Land Rover previewed the next-generation Discovery at the New York motor show in April 2014 with the Discovery Vision concept. The production model, prototype versions of which are now regularly spied around JLR’s Midlands base, stays true to the concept on the exterior at least, with only detail changes at the front and rear ends. However, the concept’s radical, pared-back interior is not likely to be carried over as extensively as the exterior.
Talking about the SUV’s design, Gerry McGovern, design director for Land Rover, said there were “certain guidelines” in designing any Discovery. He said there would always be a stepped roof to accommodate the “stadium seating” for seven people, a visible pillar in the side to break up the mass and optimum proportions to maximise the volume inside the car.
He also added that the Discovery was being made more premium and would be brought “deliberately closer to Range Rover”.
McGovern also spoke of the ever closer ties between design and engineering and making sure the needs of both were met. He hinted that the Discovery would continue to have class-leading off-roading ability, but in a more stylish package.

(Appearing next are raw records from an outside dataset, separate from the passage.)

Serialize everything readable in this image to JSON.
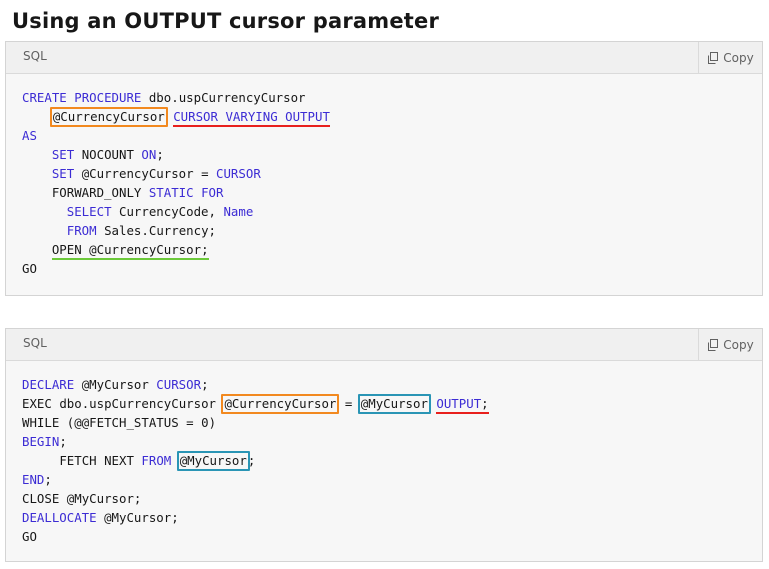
{
  "page": {
    "title": "Using an OUTPUT cursor parameter"
  },
  "colors": {
    "keyword": "#3c2cd4",
    "highlight_orange": "#f2891f",
    "highlight_blue": "#2a95b5",
    "underline_red": "#e8201d",
    "underline_green": "#6cc93a"
  },
  "blocks": [
    {
      "language": "SQL",
      "copy_label": "Copy",
      "copy_icon": "copy-icon",
      "lines": [
        "CREATE PROCEDURE dbo.uspCurrencyCursor",
        "    @CurrencyCursor CURSOR VARYING OUTPUT",
        "AS",
        "    SET NOCOUNT ON;",
        "    SET @CurrencyCursor = CURSOR",
        "    FORWARD_ONLY STATIC FOR",
        "      SELECT CurrencyCode, Name",
        "      FROM Sales.Currency;",
        "    OPEN @CurrencyCursor;",
        "GO"
      ]
    },
    {
      "language": "SQL",
      "copy_label": "Copy",
      "copy_icon": "copy-icon",
      "lines": [
        "DECLARE @MyCursor CURSOR;",
        "EXEC dbo.uspCurrencyCursor @CurrencyCursor = @MyCursor OUTPUT;",
        "WHILE (@@FETCH_STATUS = 0)",
        "BEGIN;",
        "     FETCH NEXT FROM @MyCursor;",
        "END;",
        "CLOSE @MyCursor;",
        "DEALLOCATE @MyCursor;",
        "GO"
      ]
    }
  ]
}
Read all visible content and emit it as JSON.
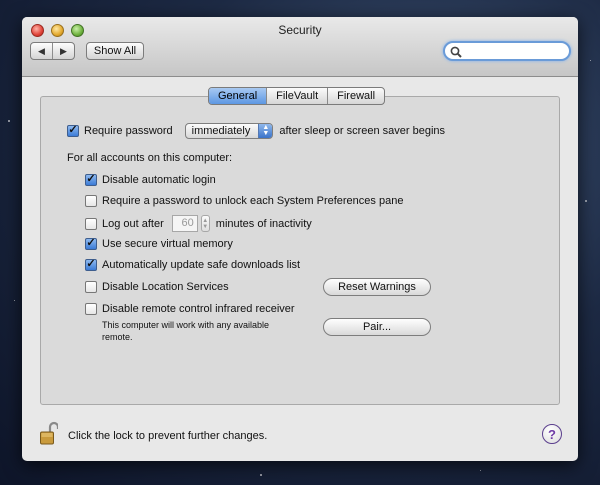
{
  "window": {
    "title": "Security",
    "show_all": "Show All",
    "back_glyph": "◀",
    "forward_glyph": "▶"
  },
  "search": {
    "placeholder": "",
    "icon": "magnifier-icon"
  },
  "tabs": [
    {
      "label": "General",
      "active": true
    },
    {
      "label": "FileVault",
      "active": false
    },
    {
      "label": "Firewall",
      "active": false
    }
  ],
  "general": {
    "require_password": {
      "label": "Require password",
      "checked": true,
      "popup_value": "immediately",
      "suffix": "after sleep or screen saver begins"
    },
    "all_accounts_heading": "For all accounts on this computer:",
    "options": [
      {
        "label": "Disable automatic login",
        "checked": true
      },
      {
        "label": "Require a password to unlock each System Preferences pane",
        "checked": false
      },
      {
        "label": "Log out after",
        "checked": false,
        "value": "60",
        "suffix": "minutes of inactivity"
      },
      {
        "label": "Use secure virtual memory",
        "checked": true
      },
      {
        "label": "Automatically update safe downloads list",
        "checked": true
      },
      {
        "label": "Disable Location Services",
        "checked": false
      },
      {
        "label": "Disable remote control infrared receiver",
        "checked": false
      }
    ],
    "reset_warnings": "Reset Warnings",
    "pair": "Pair...",
    "ir_note_line1": "This computer will work with any available",
    "ir_note_line2": "remote."
  },
  "footer": {
    "lock_text": "Click the lock to prevent further changes.",
    "help": "?"
  },
  "colors": {
    "accent_blue": "#3b7bd6",
    "help_purple": "#6f3ca6",
    "window_bg": "#e8e8e8"
  }
}
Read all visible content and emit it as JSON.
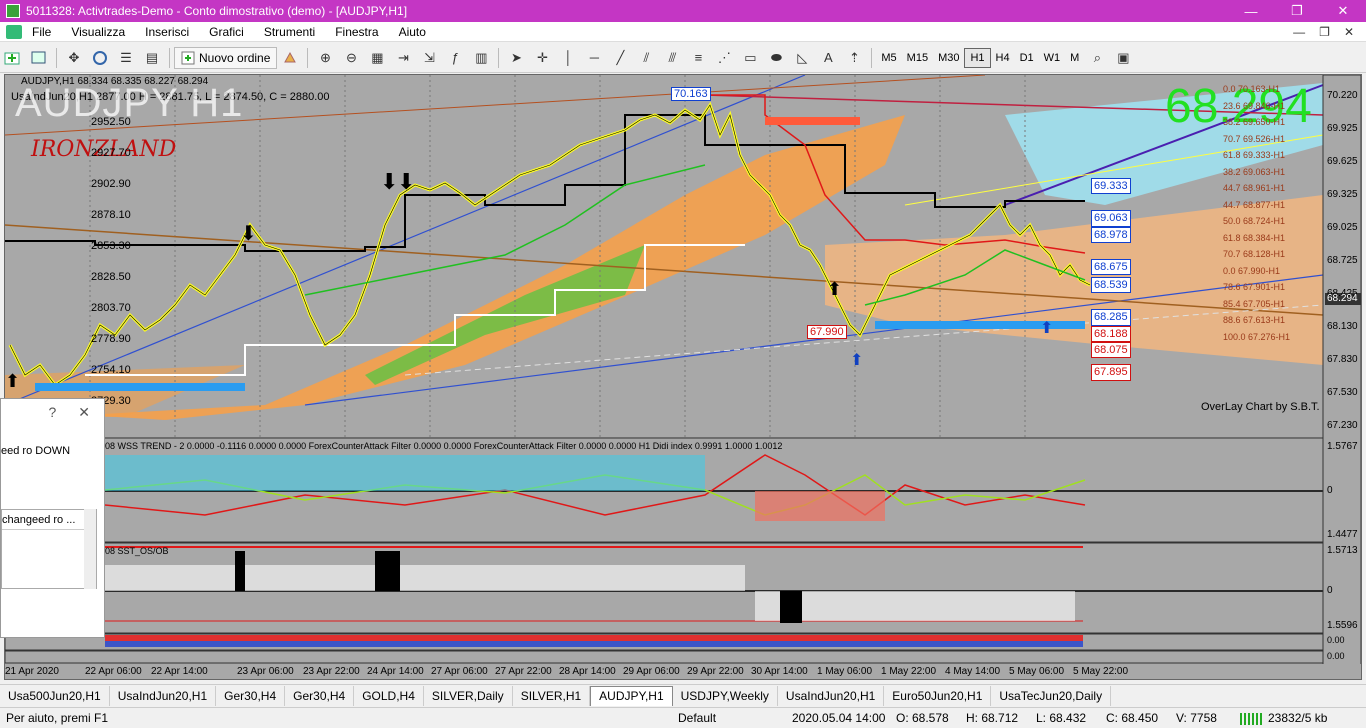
{
  "window": {
    "title": "5011328: Activtrades-Demo - Conto dimostrativo (demo) - [AUDJPY,H1]",
    "minimize_glyph": "—",
    "restore_glyph": "❐",
    "close_glyph": "✕"
  },
  "menu": {
    "items": [
      "File",
      "Visualizza",
      "Inserisci",
      "Grafici",
      "Strumenti",
      "Finestra",
      "Aiuto"
    ],
    "mdi_minimize": "—",
    "mdi_restore": "❐",
    "mdi_close": "✕"
  },
  "toolbar": {
    "new_order_label": "Nuovo ordine",
    "timeframes": [
      "M5",
      "M15",
      "M30",
      "H1",
      "H4",
      "D1",
      "W1",
      "M"
    ],
    "active_timeframe": "H1"
  },
  "chart": {
    "symbol_header": "AUDJPY,H1  68.334 68.335 68.227 68.294",
    "overlay_header": "UsaIndJun20,H1  2877.00  H = 2881.75,  L = 2874.50,  C = 2880.00",
    "watermark": "AUDJPY H1",
    "signature": "IRONZLAND",
    "big_price": "68.294",
    "current_price": "68.294",
    "overlay_caption": "OverLay Chart by S.B.T.",
    "indicator1_header": "08  WSS TREND - 2 0.0000 -0.1116 0.0000 0.0000  ForexCounterAttack Filter 0.0000 0.0000  ForexCounterAttack Filter 0.0000 0.0000  H1 Didi index 0.9991 1.0000 1.0012",
    "indicator2_header": "08  SST_OS/OB",
    "left_overlay_prices": [
      "2952.50",
      "2927.70",
      "2902.90",
      "2878.10",
      "2853.30",
      "2828.50",
      "2803.70",
      "2778.90",
      "2754.10",
      "2729.30"
    ],
    "price_axis": [
      "70.220",
      "69.925",
      "69.625",
      "69.325",
      "69.025",
      "68.725",
      "68.425",
      "68.130",
      "67.830",
      "67.530",
      "67.230"
    ],
    "ind1_axis": [
      "1.5767",
      "0",
      "1.4477"
    ],
    "ind2_axis": [
      "1.5713",
      "0",
      "1.5596"
    ],
    "ind3_axis": [
      "0.00",
      "0.00",
      "0.00"
    ],
    "time_axis": [
      "21 Apr 2020",
      "22 Apr 06:00",
      "22 Apr 14:00",
      "23 Apr 06:00",
      "23 Apr 22:00",
      "24 Apr 14:00",
      "27 Apr 06:00",
      "27 Apr 22:00",
      "28 Apr 14:00",
      "29 Apr 06:00",
      "29 Apr 22:00",
      "30 Apr 14:00",
      "1 May 06:00",
      "1 May 22:00",
      "4 May 14:00",
      "5 May 06:00",
      "5 May 22:00"
    ],
    "blue_boxes": [
      "69.333",
      "69.063",
      "68.978",
      "68.675",
      "68.539",
      "68.285"
    ],
    "red_boxes": [
      "68.188",
      "68.075",
      "67.895"
    ],
    "top_box": "70.163",
    "low_box": "67.990",
    "fib_labels": [
      "0.0  70.163-H1",
      "23.6  69.846-H1",
      "38.2  69.650-H1",
      "70.7  69.526-H1",
      "61.8  69.333-H1",
      "38.2  69.063-H1",
      "44.7  68.961-H1",
      "44.7  68.877-H1",
      "50.0  68.724-H1",
      "61.8  68.384-H1",
      "70.7  68.128-H1",
      "0.0  67.990-H1",
      "78.6  67.901-H1",
      "85.4  67.705-H1",
      "88.6  67.613-H1",
      "100.0  67.276-H1"
    ]
  },
  "dialog": {
    "help_glyph": "?",
    "close_glyph": "✕",
    "line1": "eed ro DOWN",
    "line2": "changeed ro ..."
  },
  "tabs": [
    "Usa500Jun20,H1",
    "UsaIndJun20,H1",
    "Ger30,H4",
    "Ger30,H4",
    "GOLD,H4",
    "SILVER,Daily",
    "SILVER,H1",
    "AUDJPY,H1",
    "USDJPY,Weekly",
    "UsaIndJun20,H1",
    "Euro50Jun20,H1",
    "UsaTecJun20,Daily"
  ],
  "active_tab": "AUDJPY,H1",
  "status": {
    "help": "Per aiuto, premi F1",
    "profile": "Default",
    "datetime": "2020.05.04 14:00",
    "open": "O: 68.578",
    "high": "H: 68.712",
    "low": "L: 68.432",
    "close": "C: 68.450",
    "volume": "V: 7758",
    "traffic": "23832/5 kb"
  },
  "colors": {
    "chart_bg": "#a6a6a6",
    "title_bar": "#c436c4",
    "big_price": "#22e022",
    "candle": "#ffff22",
    "orange_zone": "#f5a04a",
    "green_zone": "#6fbf45",
    "cyan_zone": "#9fe0ee"
  }
}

In addition to its off-roading ability, the Discovery could also become home to new technology that’s in development at JLR. This includes a laser scanning system that can automatically adjust the suspension and transmission based on the road ahead, a ‘transparent bonnet’ that projects an image of what’s underneath the car onto the bonnet, and the ability to control the car remotely to park it in tight spaces.
On the subject of a model smaller than the Discovery Sport, McGovern said, “We’re not going to make cars any bigger.” He added that cars needed to be lighter and more sustainable with the use of lightweight composites and materials.
The new Discovery is expected to head to India shortly after its international launch.